Instructors would get the $100 per semester fee. They would have to grade a midterm and a final. But remember: half of these would be true/false and multiple-choice. This is what AP exams use. They are standard operating procedure. College professors use them all the time. A computer can grade these. Any instructor with a Ph.D. can grade the essay part of a midterm in 10 minutes or less. A final might take 15 minutes.

Let’s assume that the instructor enrolls 200 students. That is $20,000 per semester. But let’s assume that Thiel actively markets this. The professor enrolls 500 students. Now he pulls in $50,000 per semester. Do you think there are libertarian professors of English who would like a shot at an extra $100,000 a year, plus summer vacation student income? I think so.

These people work maybe 20 hours a week at their existing campuses. So, they double their hours. So what?

Unlike classroom-based education, online students go at their own pace. So, midterms and finals would not have to be graded in two or three days. They would dribble in all semester. There would be no jam-up.

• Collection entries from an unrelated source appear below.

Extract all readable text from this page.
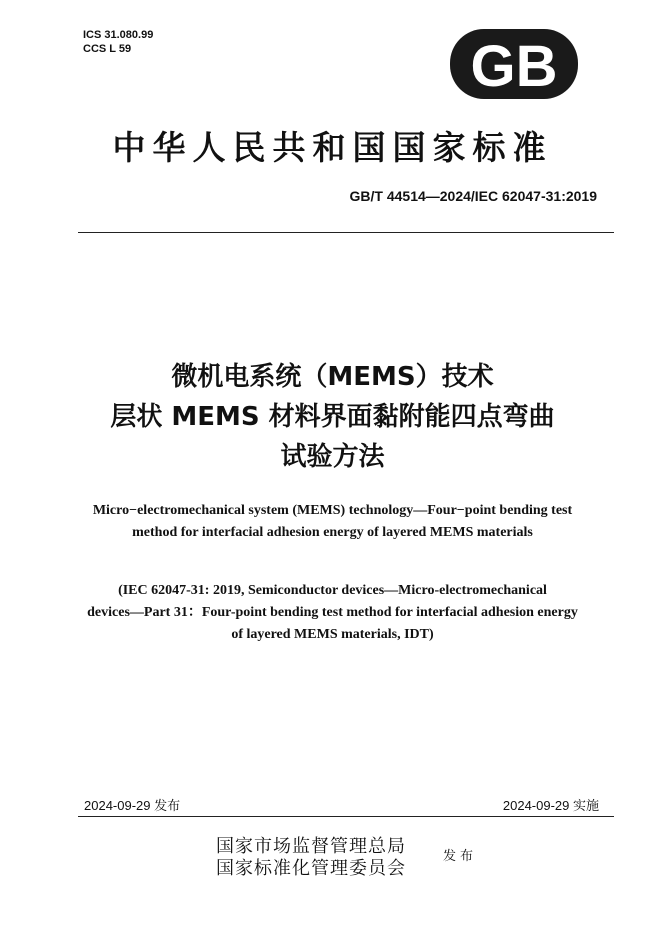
ICS 31.080.99
CCS L 59	GB
中华人民共和国国家标准
GB/T 44514—2024/IEC 62047-31:2019
微机电系统（MEMS）技术
层状 MEMS 材料界面黏附能四点弯曲
试验方法
Micro−electromechanical system (MEMS) technology—Four−point bending test
method for interfacial adhesion energy of layered MEMS materials
(IEC 62047-31: 2019, Semiconductor devices—Micro-electromechanical
devices—Part 31：Four-point bending test method for interfacial adhesion energy
of layered MEMS materials, IDT)
2024-09-29 发布	2024-09-29 实施
国家市场监督管理总局
国家标准化管理委员会
发布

If there are large classes and lots of money rolling in, the instructors can quit their existing jobs. Some of them may not be in academia. They may be doing low-paid work. They would jump at this opportunity to get into college teaching.

There are thousands of part-time professors with Ph.D. degrees who get paid $20 an hour at community colleges. They are called adjunct professors. Would they jump at this?

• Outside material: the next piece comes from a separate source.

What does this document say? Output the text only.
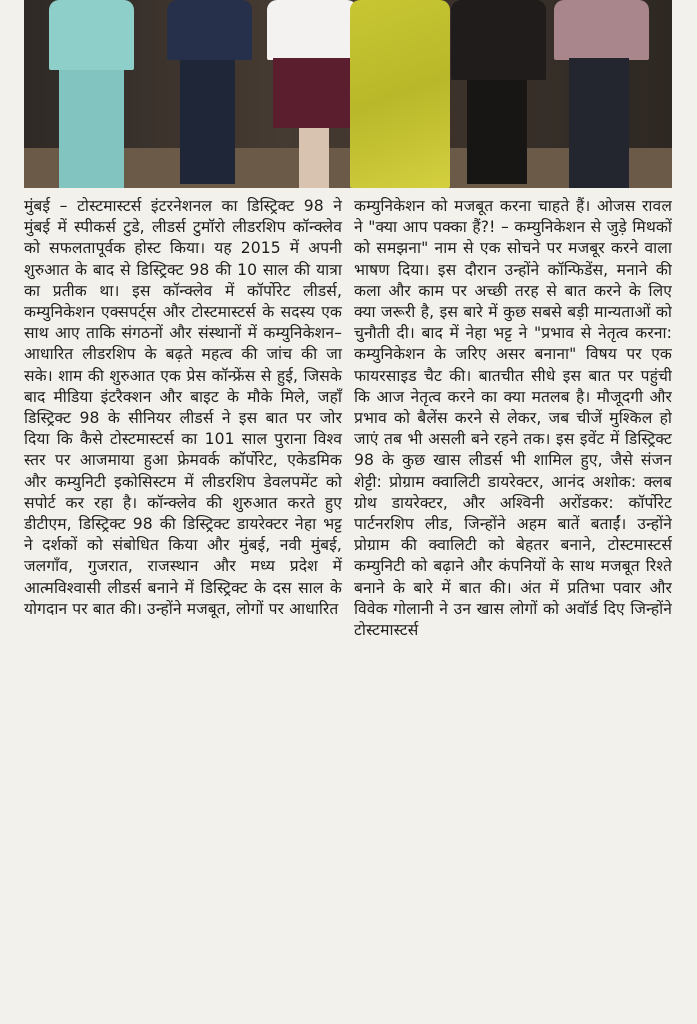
मुंबई – टोस्टमास्टर्स इंटरनेशनल का डिस्ट्रिक्ट 98 ने मुंबई में स्पीकर्स टुडे, लीडर्स टुमॉरो लीडरशिप कॉन्क्लेव को सफलतापूर्वक होस्ट किया। यह 2015 में अपनी शुरुआत के बाद से डिस्ट्रिक्ट 98 की 10 साल की यात्रा का प्रतीक था। इस कॉन्क्लेव में कॉर्पोरेट लीडर्स, कम्युनिकेशन एक्सपर्ट्स और टोस्टमास्टर्स के सदस्य एक साथ आए ताकि संगठनों और संस्थानों में कम्युनिकेशन–आधारित लीडरशिप के बढ़ते महत्व की जांच की जा सके। शाम की शुरुआत एक प्रेस कॉन्फ्रेंस से हुई, जिसके बाद मीडिया इंटरैक्शन और बाइट के मौके मिले, जहाँ डिस्ट्रिक्ट 98 के सीनियर लीडर्स ने इस बात पर जोर दिया कि कैसे टोस्टमास्टर्स का 101 साल पुराना विश्व स्तर पर आजमाया हुआ फ्रेमवर्क कॉर्पोरेट, एकेडमिक और कम्युनिटी इकोसिस्टम में लीडरशिप डेवलपमेंट को सपोर्ट कर रहा है। कॉन्क्लेव की शुरुआत करते हुए डीटीएम, डिस्ट्रिक्ट 98 की डिस्ट्रिक्ट डायरेक्टर नेहा भट्ट ने दर्शकों को संबोधित किया और मुंबई, नवी मुंबई, जलगाँव, गुजरात, राजस्थान और मध्य प्रदेश में आत्मविश्वासी लीडर्स बनाने में डिस्ट्रिक्ट के दस साल के योगदान पर बात की। उन्होंने मजबूत, लोगों पर आधारित

कम्युनिकेशन को मजबूत करना चाहते हैं। ओजस रावल ने "क्या आप पक्का हैं?! – कम्युनिकेशन से जुड़े मिथकों को समझना" नाम से एक सोचने पर मजबूर करने वाला भाषण दिया। इस दौरान उन्होंने कॉन्फिडेंस, मनाने की कला और काम पर अच्छी तरह से बात करने के लिए क्या जरूरी है, इस बारे में कुछ सबसे बड़ी मान्यताओं को चुनौती दी। बाद में नेहा भट्ट ने "प्रभाव से नेतृत्व करना: कम्युनिकेशन के जरिए असर बनाना" विषय पर एक फायरसाइड चैट की। बातचीत सीधे इस बात पर पहुंची कि आज नेतृत्व करने का क्या मतलब है। मौजूदगी और प्रभाव को बैलेंस करने से लेकर, जब चीजें मुश्किल हो जाएं तब भी असली बने रहने तक। इस इवेंट में डिस्ट्रिक्ट 98 के कुछ खास लीडर्स भी शामिल हुए, जैसे संजन शेट्टी: प्रोग्राम क्वालिटी डायरेक्टर, आनंद अशोक: क्लब ग्रोथ डायरेक्टर, और अश्विनी अरोंडकर: कॉर्पोरेट पार्टनरशिप लीड, जिन्होंने अहम बातें बताईं। उन्होंने प्रोग्राम की क्वालिटी को बेहतर बनाने, टोस्टमास्टर्स कम्युनिटी को बढ़ाने और कंपनियों के साथ मजबूत रिश्ते बनाने के बारे में बात की। अंत में प्रतिभा पवार और विवेक गोलानी ने उन खास लोगों को अवॉर्ड दिए जिन्होंने टोस्टमास्टर्स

They would not get tenure. The competition would be fierce. Thiel could get the cream of the crop.

This program could easily be set up within 24 months after the purchase of the defunct accredited college. If the instructors all have a doctorate, there will be no question about their qualifications for teaching in any university. There are lots of libertarian instructors out there who have Ph.D. degrees, and who are teaching in poverty-stricken colleges for $50,000 a year.

This strategy has been pioneered by profit-seeking universities that have bought up struggling colleges, and which then charge astronomical prices for the courses. They get these young people into debt to get a degree from an obscure college in a liberal arts field.

If whoever puts up the initial money is willing to hire people with a Ph.D., and he is willing to price the courses where they ought to be, there is no question in my mind that a college like this would have 5,000 students within five years. The money would roll in. For positioning purposes, it would be wise to keep it as a nonprofit institution. That would raise no yellow flags to the accreditation committee.

The lectures can all be put online, either as screencasts behind a tuition wall, or just put online on YouTube. The value is the degree, not the lectures.

The core books in the upper division courses in the social sciences and humanities could be selected from the publications of the Liberty Fund and the Mises Institute. Students would get a first-rate liberal arts education.

I know this college project could be done. I have already done it with the Ron Paul Curriculum. I would be happy to show Thiel or an associate how to reproduce what I did with the RPC. It has taken me about 3 1/2 years. If I had had $10,000 of advance royalty money per course, it would have taken me 24 months. I could do this as the president of the college, but I have other fish to fry in my remaining years. I have to finish my multi-tiered books on Christian economics. It’s a task for some young hotshot with a Ph.D. in anything and a burning desire to create a first-rate undergraduate college.

It would not take a multibillionaire to launch this project. A good old-fashioned multimillionaire could do it. The main expense would be to buy the defunct college. The professors would all be fired at the time of the bankruptcy. If the rich man agreed to pay off the debts, then this purchase would be duck soup. The creditors would be ecstatic. As for the fired faculty, who cares? Like drones that are cast out of the hive after they have performed their service, the unemployed professors will have to fend for themselves.